The beginning of each new season since has been painful because I miss my son, but also because each transition reminds me that this loss of Levi is permanent.
One year has passed. We survived Halloween without him, his Christmas stocking went unopened, he did not pick out Valentines with candy attached in February. His first birthday and even the first anniversary of his death have passed. We somehow survived all of them, our hearts desperately missing a little boy. But, we have equal amounts of desperation to give our daughters the childhoods they deserve. So, we live these parallel lives of grieving our boy while also celebrating his sisters.
Most of our days are ‘normal.’ I parent and do laundry, break up sibling fights, shuffle to dance class and softball games. But, some moments I am so overcome with anger at the unfairness of this tragedy. The abyss of darkness, that magnetic force of grief and bitterness, pulls me toward it.
The darkness is always waiting, looking for the weak moment to pounce. Grief is messy and complicated. But, one part of which I am clinging to above all else is that if you CHOOSE to see the light and goodness, you will find it.
As I stood in that Target aisle, I looked at my older daughters. They are not just surviving, but are thriving. 14 months ago, they stood on the edge of the balcony and watched as the world ended, watched as their parents begged to trade places with their little brother.
My husband and I have fought like Hell every single day since then to make sure they didn’t lose us, too. Our family, friends, and my daughters’ teachers have showed up for them again and again. We would never have survived this past year without every single person who has helped us carry the pieces of our shattered hearts. There is so much GOOD in these beautiful people in our lives. And, it’s working – our daughters are living full, happy lives.
I cannot fathom why I had to lose Levi, how the sudden death of a 3-year-old could ever be part of any plan. Yet, every day, I choose to see the goodness that still exists.
When school starts, I am supposed to have a little boy walking into the classroom, shooting sneaky glances back at me, proudly hanging his Paw Patrol backpack on the hook in the cubby marked ‘Levi.’ My little ‘Mama’s Boy’ is supposed to cling to my leg until I leave, and then throw a massive fit. His teacher is supposed to have to get Lily from her 5th grade class, his treasured Lily. She would pull him into her lap, dry his tears, and whisper promises of candy and slime-making as soon as school was out. He is supposed to pass Reese in the hall, on the way to Library and Spanish, giggling in delight at this marvel of seeing each other AT school. I know this is what is supposed to happen, because we have been planning it for years.
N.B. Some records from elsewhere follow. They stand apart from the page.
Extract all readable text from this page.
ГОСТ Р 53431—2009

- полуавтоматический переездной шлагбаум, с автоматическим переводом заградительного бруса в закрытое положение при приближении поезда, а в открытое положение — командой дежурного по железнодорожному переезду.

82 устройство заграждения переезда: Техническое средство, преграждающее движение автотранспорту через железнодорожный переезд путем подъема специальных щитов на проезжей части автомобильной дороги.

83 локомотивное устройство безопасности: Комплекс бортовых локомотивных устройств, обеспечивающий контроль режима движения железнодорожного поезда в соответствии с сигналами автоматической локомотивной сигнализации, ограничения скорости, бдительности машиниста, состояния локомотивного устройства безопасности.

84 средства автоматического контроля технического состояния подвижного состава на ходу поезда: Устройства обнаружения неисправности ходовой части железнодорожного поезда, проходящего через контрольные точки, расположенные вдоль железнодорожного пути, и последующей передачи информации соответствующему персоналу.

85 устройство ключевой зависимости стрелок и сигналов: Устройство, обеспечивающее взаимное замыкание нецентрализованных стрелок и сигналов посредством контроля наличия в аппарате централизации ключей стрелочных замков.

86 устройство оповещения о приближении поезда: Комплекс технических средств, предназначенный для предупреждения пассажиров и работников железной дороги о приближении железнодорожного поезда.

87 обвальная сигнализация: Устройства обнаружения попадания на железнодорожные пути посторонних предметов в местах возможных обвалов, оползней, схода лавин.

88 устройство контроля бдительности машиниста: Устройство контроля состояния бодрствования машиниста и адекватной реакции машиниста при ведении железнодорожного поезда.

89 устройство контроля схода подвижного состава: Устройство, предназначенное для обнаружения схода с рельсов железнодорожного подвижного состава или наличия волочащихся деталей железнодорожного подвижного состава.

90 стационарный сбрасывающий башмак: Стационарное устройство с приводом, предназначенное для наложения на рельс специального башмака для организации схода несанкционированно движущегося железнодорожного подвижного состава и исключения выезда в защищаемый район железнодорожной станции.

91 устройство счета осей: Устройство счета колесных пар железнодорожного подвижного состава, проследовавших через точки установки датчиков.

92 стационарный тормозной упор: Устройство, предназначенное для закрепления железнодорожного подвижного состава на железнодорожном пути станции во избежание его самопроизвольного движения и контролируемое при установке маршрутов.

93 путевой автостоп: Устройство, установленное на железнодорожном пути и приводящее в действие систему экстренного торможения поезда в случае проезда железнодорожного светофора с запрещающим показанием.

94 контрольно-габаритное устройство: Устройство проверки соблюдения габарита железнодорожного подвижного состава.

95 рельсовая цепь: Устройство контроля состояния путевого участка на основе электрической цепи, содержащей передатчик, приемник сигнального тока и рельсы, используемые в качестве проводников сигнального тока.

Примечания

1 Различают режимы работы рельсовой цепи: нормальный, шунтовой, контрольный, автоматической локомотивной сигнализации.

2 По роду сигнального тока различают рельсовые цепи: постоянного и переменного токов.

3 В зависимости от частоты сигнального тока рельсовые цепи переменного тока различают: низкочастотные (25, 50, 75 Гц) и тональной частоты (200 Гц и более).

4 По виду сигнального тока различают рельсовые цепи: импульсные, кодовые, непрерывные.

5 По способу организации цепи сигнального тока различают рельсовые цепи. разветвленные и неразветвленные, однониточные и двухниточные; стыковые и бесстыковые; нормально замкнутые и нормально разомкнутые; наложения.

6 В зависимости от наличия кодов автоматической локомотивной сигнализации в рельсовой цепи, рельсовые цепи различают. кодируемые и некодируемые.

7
I desperately wish I had known the real truth about drowning before June 10, 2018: that it takes seconds and often happens when a child slips out during a non-swim time. I want nothing more than to rewrite my present chapter. Unfortunately, I cannot, but I can choose how my succeeding chapters will be written. There will be sadness, anger, and missed milestones. But, there will also be purpose and meaning, laughter and relationships, 1st grade reading and 5th grade fractions. Each day without Levi feels impossible. Grief will never stop following me, never stop trying to suffocate me with its darkness.
When I try to imagine months and years from now, still without Levi, I feel paralyzed. But, I am acutely aware that my present choices determine my future. So, I am choosing to breathe, to advocate, and to create meaning out of this devastating loss. Grief is powerful, but I am choosing to believe that the beauty in the midst of this tragedy is even stronger.”